I like the fact that the wheels are single parts- and while they are fairly close to the originals, the detail moulded on the sidewalls is not obviously present from photographs. The spokes of the hub are recessed from the rim of the hub, which should not be not the case. I shall probably try to correct this by adding five small trapeziums made from styrene sheet to replace the spokes, or maybe shape them from putty.
Supplied with the kit are eight rocket projectiles and their launching rails. The location points for the rails are not present on the outer surface of the wing- you have to simply punch or drill through from the inner surface of the wing, where they are moulded. This has the advantage of not requiring filling of the holes if you are not using the rockets, and requires very little effort if you are. The rockets hang a little low- they should be closer to the rails. This would not be too much trouble to correct. The tails of the rockets are separate, and have square locating pins to ensure correct alignment of the fins.
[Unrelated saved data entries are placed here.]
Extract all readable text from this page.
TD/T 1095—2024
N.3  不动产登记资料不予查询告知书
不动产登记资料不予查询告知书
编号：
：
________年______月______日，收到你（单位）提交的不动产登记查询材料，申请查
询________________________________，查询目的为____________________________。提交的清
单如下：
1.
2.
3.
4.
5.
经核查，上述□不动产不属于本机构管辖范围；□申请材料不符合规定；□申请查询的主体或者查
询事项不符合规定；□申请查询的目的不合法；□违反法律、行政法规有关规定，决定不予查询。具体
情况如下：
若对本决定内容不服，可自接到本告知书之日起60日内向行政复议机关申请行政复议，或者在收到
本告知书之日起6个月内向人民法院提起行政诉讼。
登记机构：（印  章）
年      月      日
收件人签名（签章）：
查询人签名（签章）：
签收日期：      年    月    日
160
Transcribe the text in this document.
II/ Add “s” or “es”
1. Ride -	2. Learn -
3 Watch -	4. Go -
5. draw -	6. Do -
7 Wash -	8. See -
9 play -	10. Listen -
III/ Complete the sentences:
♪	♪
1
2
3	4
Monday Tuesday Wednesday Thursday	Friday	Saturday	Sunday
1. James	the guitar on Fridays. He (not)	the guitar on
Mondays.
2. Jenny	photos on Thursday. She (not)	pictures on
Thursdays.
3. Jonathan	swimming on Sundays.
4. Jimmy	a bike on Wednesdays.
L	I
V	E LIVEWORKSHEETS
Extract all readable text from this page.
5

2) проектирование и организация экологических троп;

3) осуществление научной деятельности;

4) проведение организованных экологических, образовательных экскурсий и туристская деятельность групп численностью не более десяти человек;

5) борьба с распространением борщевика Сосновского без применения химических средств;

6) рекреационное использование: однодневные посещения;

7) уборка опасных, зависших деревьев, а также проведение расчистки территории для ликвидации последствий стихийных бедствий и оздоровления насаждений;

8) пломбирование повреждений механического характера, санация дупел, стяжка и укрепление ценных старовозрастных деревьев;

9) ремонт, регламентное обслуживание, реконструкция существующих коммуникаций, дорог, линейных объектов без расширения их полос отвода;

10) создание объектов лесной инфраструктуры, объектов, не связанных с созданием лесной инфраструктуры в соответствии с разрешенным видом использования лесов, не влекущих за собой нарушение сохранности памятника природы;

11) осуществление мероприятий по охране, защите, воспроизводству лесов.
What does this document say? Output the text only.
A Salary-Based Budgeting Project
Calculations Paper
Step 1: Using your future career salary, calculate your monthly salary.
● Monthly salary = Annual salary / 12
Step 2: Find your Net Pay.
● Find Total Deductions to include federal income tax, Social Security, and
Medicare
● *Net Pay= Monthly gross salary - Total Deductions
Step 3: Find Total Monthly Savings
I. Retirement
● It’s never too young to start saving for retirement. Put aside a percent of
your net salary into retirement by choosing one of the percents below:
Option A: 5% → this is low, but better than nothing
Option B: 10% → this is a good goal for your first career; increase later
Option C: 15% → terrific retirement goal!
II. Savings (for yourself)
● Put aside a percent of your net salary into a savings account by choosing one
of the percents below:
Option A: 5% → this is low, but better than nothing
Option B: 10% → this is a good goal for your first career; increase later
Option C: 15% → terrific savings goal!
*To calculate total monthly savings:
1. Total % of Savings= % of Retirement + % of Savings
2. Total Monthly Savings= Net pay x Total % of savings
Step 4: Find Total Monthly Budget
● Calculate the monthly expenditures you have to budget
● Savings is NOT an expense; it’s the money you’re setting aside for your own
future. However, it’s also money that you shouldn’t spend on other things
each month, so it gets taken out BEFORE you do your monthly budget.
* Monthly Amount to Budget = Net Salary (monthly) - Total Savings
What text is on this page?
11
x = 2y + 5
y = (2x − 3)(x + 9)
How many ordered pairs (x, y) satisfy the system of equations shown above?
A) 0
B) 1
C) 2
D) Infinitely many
The landing gear looks like is has been well designed to give an accurate looking representation, and yet not require too much fiddling with small parts. I have read some criticism of the angle and which the gear legs sit when assembled- requiring a spacing block to achieve the correct nose height after increasing the forward rake of the legs.
The clear parts look good, particularly the three flat parts of the windscreen- they are very flat, with sharp framework and excellent clarity with no distortion when looking through them. The rear part, due to the complex curves it has to make to move from a fairly squared shape at the front, to a completely rounded shape at the rear, creates some distortion. This is worst when viewed from the side- from directly above, you get a very clear undistorted view.
Marking optionsYou get only two aircraft options in the instructions and transfers. The instructions don't list references for either aircraft.
The first aircraft is from No. 175 Squadron, August 1944: HH-A, MN582. You are instructed to use the three blade propeller. The painting diagram could be clearer- for example, it shows the prop blades in white, with no paint labels in the four view, but has a separate painting guide for the prop which shows they should be black. A similar treatment of the gear doors- they are grey in the side views, but from the underside and in a separate diagram, they are shown with D-Day stripes. The stripes are provided as transfers, which should be a great help to beginners who may be daunted by painting them. This squadron was rocket-equipped, so you could use the rockets provided.
The second aircraft is DP-S, SW493, from 193 Squadron, August 1945. This uses the four blade prop. This squadron would definitely have been fitted with the large Tempest tail planes (they were a bombing squadron, and the larger tail surfaces were introduced to provide stability with the 2x 1,000lb bomb load). I cannot advise using these markings without buying after-market horizontal stabilisers (Airwaves do a set that has the same size and placement of locating tabs fro this kit, at least two other companies also make sets which include them- all would require putty to blend them into the smaller root section). Alternatively, a Tempest kit could be used as a donor. I don't think this squadron ever used rockets, so they should not be fitted. It would have been great to see bomb racks and 1,000 lb bombs included. The squadron insignia of a Montagu's harrier carrying a grenade is not particularly well drawn- it looks more like an eagle, and the wings have lots of white patches as highlight details, which I don't think are visible in photographs (although I admit to not having seen a photo of this particular aircraft).
The three and four colour roundels are provided with separate red centres- as the transfers don't show any signs of being out-of-register, I think they should have had more confidence in their printing, and done them as single transfers. The sky colour looks quite close, though a little too yellow, in my opinion. What may seem at first glance to be printing errors on the serial numbers, are actually areas of overlap with the sky code letters.